Trying to calculate the strength of a Bitcoin brain wallet created with a custom diceware password

Question

I want to create a brain wallet using a custom diceware since I don't like the original one. Instead of 7776 words it has 46656 because I use 6 dice for each word instead of 5, and also it only has words with many characters.
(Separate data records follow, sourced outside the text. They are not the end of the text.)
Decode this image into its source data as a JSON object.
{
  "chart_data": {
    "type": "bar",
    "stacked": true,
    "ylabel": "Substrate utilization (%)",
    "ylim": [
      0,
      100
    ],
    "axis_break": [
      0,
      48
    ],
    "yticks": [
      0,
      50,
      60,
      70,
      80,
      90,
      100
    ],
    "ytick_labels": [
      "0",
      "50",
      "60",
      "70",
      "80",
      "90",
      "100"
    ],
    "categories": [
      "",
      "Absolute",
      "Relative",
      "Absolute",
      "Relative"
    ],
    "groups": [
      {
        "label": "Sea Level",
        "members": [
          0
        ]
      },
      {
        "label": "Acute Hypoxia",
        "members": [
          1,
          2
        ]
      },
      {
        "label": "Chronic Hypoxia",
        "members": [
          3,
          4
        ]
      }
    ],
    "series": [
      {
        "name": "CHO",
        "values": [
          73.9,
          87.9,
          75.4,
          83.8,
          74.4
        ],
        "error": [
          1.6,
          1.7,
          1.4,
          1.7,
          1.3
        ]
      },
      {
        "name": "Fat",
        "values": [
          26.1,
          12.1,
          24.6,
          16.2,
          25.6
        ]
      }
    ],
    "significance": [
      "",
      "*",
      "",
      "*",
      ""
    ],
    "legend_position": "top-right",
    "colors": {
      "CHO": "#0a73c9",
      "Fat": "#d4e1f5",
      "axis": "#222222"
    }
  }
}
So this is what I got so far, please tell me if I made a mistake:

$$\frac{2 ^ {\log_2(46656) · 5} }{ (1 · 10^{15}) · (60 · 60 · 24 · 365)} = 7 \text{ years}$$

• $2 ^ {\log_2(46656) · 5}$ is the entropy for a password of 5 words
• $1 · 10^{15}$ is 1 Phash/s, which is the hashing power I'm assuming for this attacker. I don't even know if this makes sense, because an attacker doesn't need to start over for each brain wallet he wants to crack, and also there might have been huge databases of precomputed sha256 hashes before Bitcoin even existed.
• $60 · 60 · 24 · 365$ represents a year in seconds.

Answer 1

Generally correct.

It would take approximately 7 years to brute-force all possible keys generated by your brainwallet format, for an attacker with 1Petahash/sec hashing power. For reference, the current hash rate of the entire Bitcoin network is roughly 1 exabyte / second, 1000 times your hypothetical attacker's hash rate.

This means that on average it would take approximately 3.5 years to crack a single brainwallet.

You also mentioned precomputed hashes. For an attacker to precompute all of the given hashes (assuming 32 bytes per SHA256 hash), they would need to store $46656^5 * 32 \approx 7.07 * 10 ^ {24}$ bytes, amounting to 7.07 yottabytes. This is currently an unpractical amount of storage.